On the other hand, the performance of HealthCare and CropScience did not meet our expectations. In addition, reported earnings were significantly reduced by high special charges. Reported earnings per share declined by 8% versus the prior-year. I am convinced the Bayer has good growth prospect in all of its businesses, and our key priority going forward is to strengthen our innovation capability and to successfully commercialize our innovation, especially the Xarelto.
In 2010, we invested a record EUR3.1 billion in R&D, up 11% over the previous year. In addition, we will further expand our business in the emerging markets this year where we’re already enjoying above average growth. The restructuring measures we announced in November are creating the financial (inaudible) room we need to systematically invest in these opportunities and to further leverage our balance sheet.
Over the next three years, we are planning to invest a total of approximately EUR15 billion in R&D and capital expenditures to further fuel and fuel our growth. So we’re also confident for 2011, our outlook projects 10% core EPS growth.
So, let’s not take a brief look at the Q4 figures. In my comments, I will concentrate on the sales data adjusted for portfolio and currency effects. Net sales in the quarter improved by 8% driven by higher volumes, higher selling prices contributed 2% to the increase. Adjusted EBITDA rose by 12% and core earnings per share by 6% to EUR0.59.
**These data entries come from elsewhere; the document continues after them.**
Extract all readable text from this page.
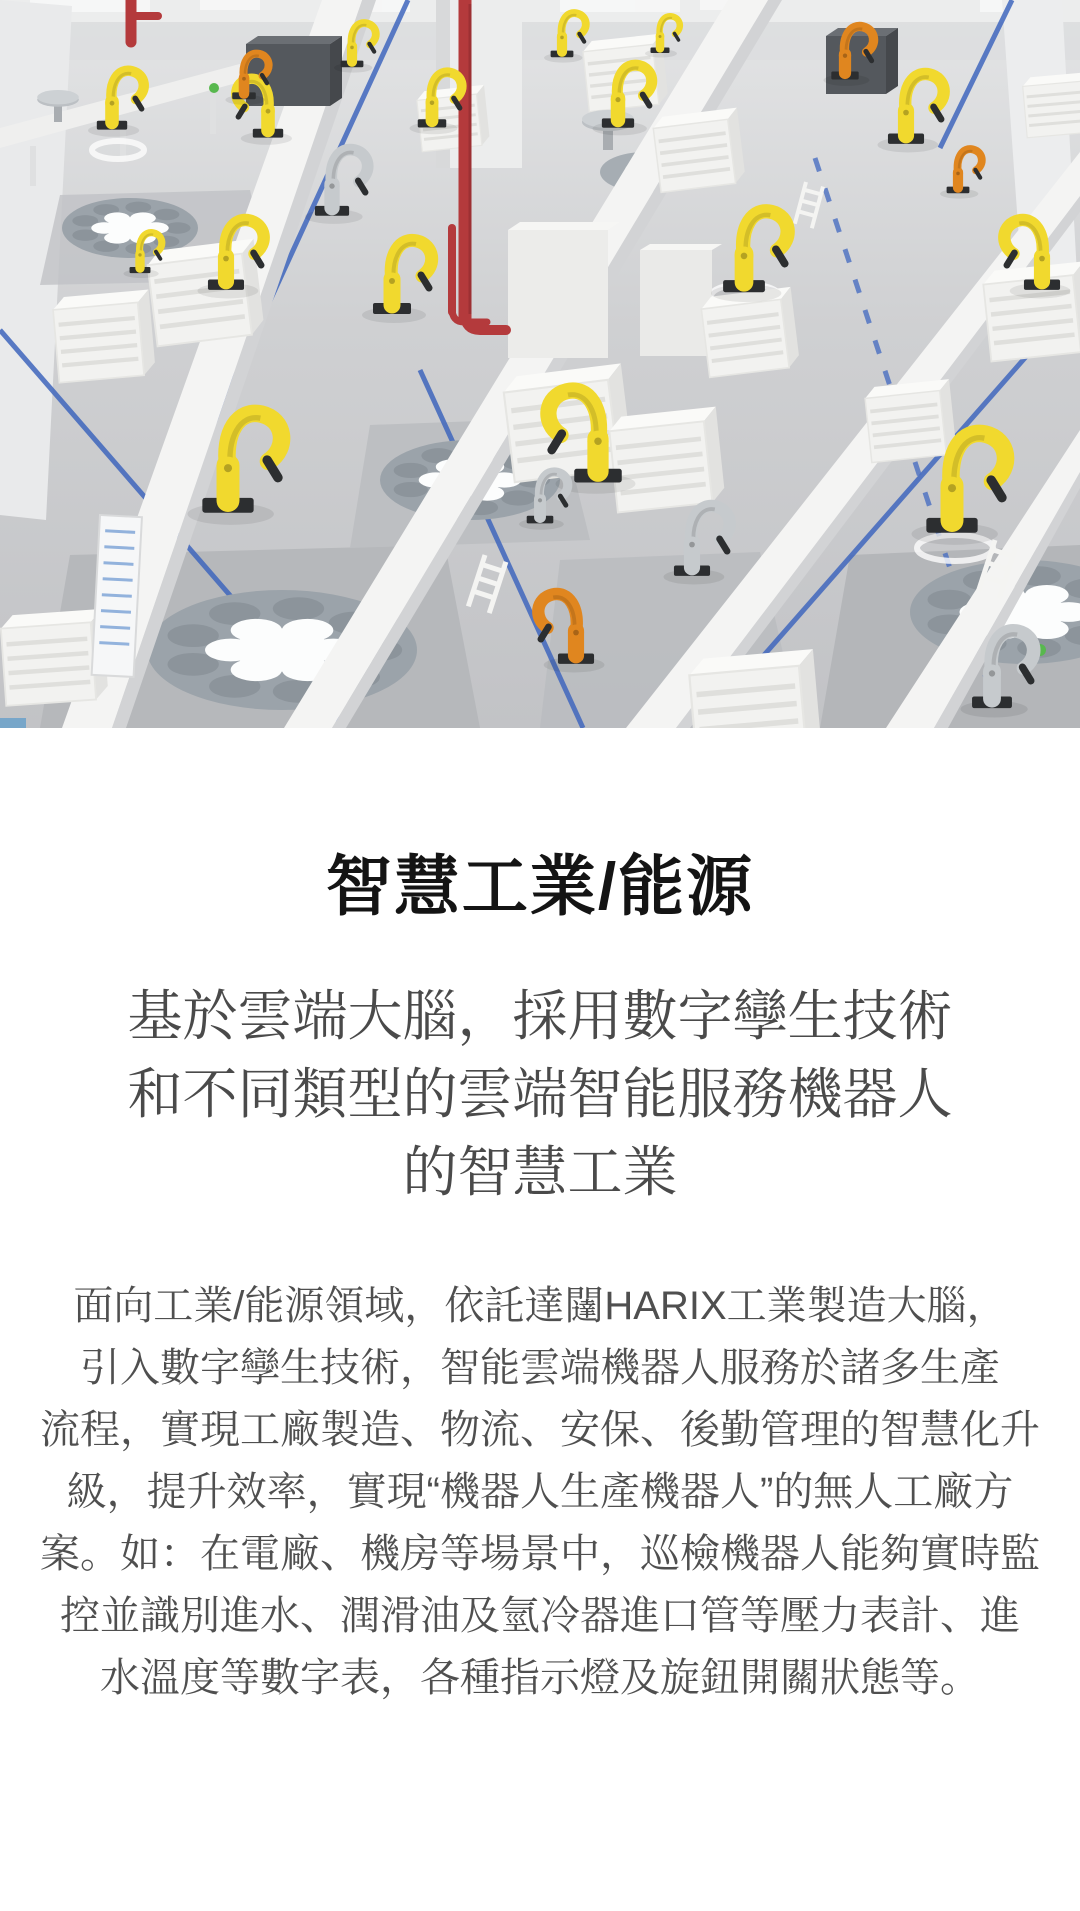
智慧工業/能源
基於雲端大腦，採用數字孿生技術
和不同類型的雲端智能服務機器人
的智慧工業

面向工業/能源領域，依託達闥HARIX工業製造大腦，
引入數字孿生技術，智能雲端機器人服務於諸多生產
流程，實現工廠製造、物流、安保、後勤管理的智慧化升
級，提升效率，實現“機器人生產機器人”的無人工廠方
案。如：在電廠、機房等場景中，巡檢機器人能夠實時監
控並識別進水、潤滑油及氫冷器進口管等壓力表計、進
水溫度等數字表，各種指示燈及旋鈕開關狀態等。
Net cash flow increased by 10%. Reported fourth quarter earnings were diminished by substantial special charges. EUR825 million were mainly due to impairments and asset write-downs, EUR67 million were incurred for litigations in the United States and 62 million for restructuring and healthcare. As a result, reported group EBIT dropped by 86% to EUR51 million. After non-operating results of minus 237 million, we recorded a pre-tax loss of 186 million for the quarter and net loss of 145 million and earnings per share of minus EUR0.18.
From a regional perspective, the strongest growth was achieved in the emerging economies. In Western Europe, business gained 4% and in the United States, business declined by 1%. The emerging markets however accomplished for now 38% of group sales. In these markets, we extended our sales by 19% versus strongest growth achieved in the emerging Asian markets and Latin America. These figures clearly demonstrate that we are well positioned in the emerging markets and as our significant investment stack are paying up.
Gross cash flow of the Bayer Group advanced in the fourth quarter by 37% to EUR1.4 billion in light of the improved operating performance. Net cash flow moved ahead by 10% to EUR1.9 billion and free operating cash flow by 11% to 1.4 billion. As a result of the strong performance, we were able to reduce net financial debt in the quarter by 1.2 billion compared to the previous quarter to now 7.9 billion at year-end.